Understanding generalization of overparametrized neural networks remains a fundamental challenge in machine learning. Most of the literature mostly studies generalization from an interpolation point of view, taking convergence of parameters towards a global minimum of the training loss for granted. While overparametrized architectures indeed interpolated the data for typical classification tasks, this interpolation paradigm does not seem valid anymore for more complex tasks such as in-context learning or diffusion.
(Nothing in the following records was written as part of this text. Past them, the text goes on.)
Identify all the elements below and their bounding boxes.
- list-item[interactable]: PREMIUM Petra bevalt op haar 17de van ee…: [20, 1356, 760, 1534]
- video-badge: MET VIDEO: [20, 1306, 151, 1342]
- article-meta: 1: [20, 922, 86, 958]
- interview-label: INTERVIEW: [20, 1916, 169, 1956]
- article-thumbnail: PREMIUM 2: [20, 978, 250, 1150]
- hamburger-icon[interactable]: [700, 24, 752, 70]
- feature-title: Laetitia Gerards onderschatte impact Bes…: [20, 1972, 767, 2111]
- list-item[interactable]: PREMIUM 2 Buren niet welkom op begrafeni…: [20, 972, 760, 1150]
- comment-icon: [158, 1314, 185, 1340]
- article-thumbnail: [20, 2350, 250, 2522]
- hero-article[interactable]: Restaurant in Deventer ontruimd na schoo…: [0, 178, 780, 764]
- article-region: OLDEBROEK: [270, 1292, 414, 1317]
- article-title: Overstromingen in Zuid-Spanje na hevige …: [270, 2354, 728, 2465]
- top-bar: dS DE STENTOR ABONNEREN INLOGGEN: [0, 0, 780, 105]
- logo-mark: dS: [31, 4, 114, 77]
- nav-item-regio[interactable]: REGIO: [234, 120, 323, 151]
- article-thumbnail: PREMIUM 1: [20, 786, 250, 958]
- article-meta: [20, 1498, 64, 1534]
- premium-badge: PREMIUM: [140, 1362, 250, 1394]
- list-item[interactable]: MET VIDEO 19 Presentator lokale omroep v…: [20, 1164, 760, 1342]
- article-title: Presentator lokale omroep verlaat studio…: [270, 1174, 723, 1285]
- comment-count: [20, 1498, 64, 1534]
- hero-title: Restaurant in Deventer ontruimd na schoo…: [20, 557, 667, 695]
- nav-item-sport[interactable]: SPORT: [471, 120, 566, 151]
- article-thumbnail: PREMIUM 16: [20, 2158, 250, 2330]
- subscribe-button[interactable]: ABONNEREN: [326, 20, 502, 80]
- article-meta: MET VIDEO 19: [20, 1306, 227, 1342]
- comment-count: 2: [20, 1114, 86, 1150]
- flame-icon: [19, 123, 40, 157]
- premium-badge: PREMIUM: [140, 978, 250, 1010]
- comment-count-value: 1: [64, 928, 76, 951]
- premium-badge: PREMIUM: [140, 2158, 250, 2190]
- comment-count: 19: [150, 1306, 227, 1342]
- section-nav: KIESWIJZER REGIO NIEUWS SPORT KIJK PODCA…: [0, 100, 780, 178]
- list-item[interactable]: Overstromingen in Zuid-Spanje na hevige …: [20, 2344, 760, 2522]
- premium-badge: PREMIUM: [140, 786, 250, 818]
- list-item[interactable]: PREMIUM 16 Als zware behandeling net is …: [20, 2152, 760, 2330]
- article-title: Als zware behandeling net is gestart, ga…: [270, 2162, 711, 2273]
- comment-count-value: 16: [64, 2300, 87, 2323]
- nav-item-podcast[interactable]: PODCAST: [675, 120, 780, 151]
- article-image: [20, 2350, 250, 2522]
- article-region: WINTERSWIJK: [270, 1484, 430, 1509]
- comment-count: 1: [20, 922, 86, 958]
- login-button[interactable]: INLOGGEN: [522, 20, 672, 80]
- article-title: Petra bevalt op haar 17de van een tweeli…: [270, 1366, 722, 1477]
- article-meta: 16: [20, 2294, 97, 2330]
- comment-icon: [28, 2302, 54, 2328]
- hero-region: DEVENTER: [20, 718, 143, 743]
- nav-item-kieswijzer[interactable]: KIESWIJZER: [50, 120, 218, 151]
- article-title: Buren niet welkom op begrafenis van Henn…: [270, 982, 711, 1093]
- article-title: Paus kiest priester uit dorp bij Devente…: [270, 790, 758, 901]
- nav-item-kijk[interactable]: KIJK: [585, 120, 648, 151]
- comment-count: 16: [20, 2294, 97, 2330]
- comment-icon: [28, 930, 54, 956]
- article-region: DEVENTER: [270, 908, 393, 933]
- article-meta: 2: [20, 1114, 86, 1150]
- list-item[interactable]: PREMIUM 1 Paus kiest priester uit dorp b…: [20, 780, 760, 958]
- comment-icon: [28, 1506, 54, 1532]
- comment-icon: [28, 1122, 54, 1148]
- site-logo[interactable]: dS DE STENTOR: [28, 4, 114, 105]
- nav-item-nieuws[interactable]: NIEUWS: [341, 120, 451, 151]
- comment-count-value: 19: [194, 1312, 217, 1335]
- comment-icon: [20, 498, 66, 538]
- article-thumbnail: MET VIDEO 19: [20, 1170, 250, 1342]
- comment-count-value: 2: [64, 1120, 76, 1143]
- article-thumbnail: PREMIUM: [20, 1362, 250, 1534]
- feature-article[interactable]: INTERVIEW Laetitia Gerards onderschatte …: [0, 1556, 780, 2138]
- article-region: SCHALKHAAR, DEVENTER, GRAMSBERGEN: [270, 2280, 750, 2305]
Instead for such tasks, it has been empirically observed that the trained models goes from global minima to spurious local minima of the training loss as the number of training samples becomes larger than some level we call optimization threshold. While the former yields a poor generalization to the true population loss, the latter was observed to actually correspond to the minimiser of this true loss. This paper explores theoretically this phenomenon in the context of two-layer ReLU networks. We demonstrate that, despite overparametrization, networks often converge toward simpler solutions rather than interpolating the training data, which can lead to a drastic improvement on the test loss with respect to interpolating solutions. Our analysis relies on the so called early alignment phase, during which neurons align towards specific directions. This directional alignment, which occurs in the early stage of training, leads to a simplicity bias, wherein the network approximates the ground truth model without converging to the global minimum of the training loss. Our results suggest that this bias, resulting in an optimization threshold from which interpolation is not reached anymore, is beneficial and enhances the generalization of trained models.

翻译：理解过参数化神经网络的泛化能力仍然是机器学习领域的一个基本挑战。现有文献大多从插值的角度研究泛化问题，默认参数会收敛至训练损失的全局最小值。虽然过参数化架构确实能在典型分类任务中实现数据插值，但对于更复杂的任务（如上下文学习或扩散模型），这种插值范式似乎不再成立。相反，在这些任务中，当训练样本数量超过我们称为优化阈值的某个水平时，经验观察到训练模型会从训练损失的全局最小值转向虚假局部最小值。前者对真实总体损失的泛化能力较差，而后者被观察到实际上对应于该真实损失的最小化解。本文在双层ReLU网络的背景下从理论上探讨了这一现象。我们证明，尽管存在过参数化，网络通常会收敛于更简单的解而非插值训练数据，这相对于插值解能在测试损失上带来显著改善。我们的分析依赖于所谓的早期对齐阶段，在此期间神经元会朝向特定方向对齐。这种发生在训练早期的方向对齐会导致简洁性偏置，使网络能够逼近真实模型而无需收敛至训练损失的全局最小值。我们的结果表明，这种导致优化阈值（超过该阈值后不再达到插值）的偏置是有益的，并能提升训练模型的泛化能力。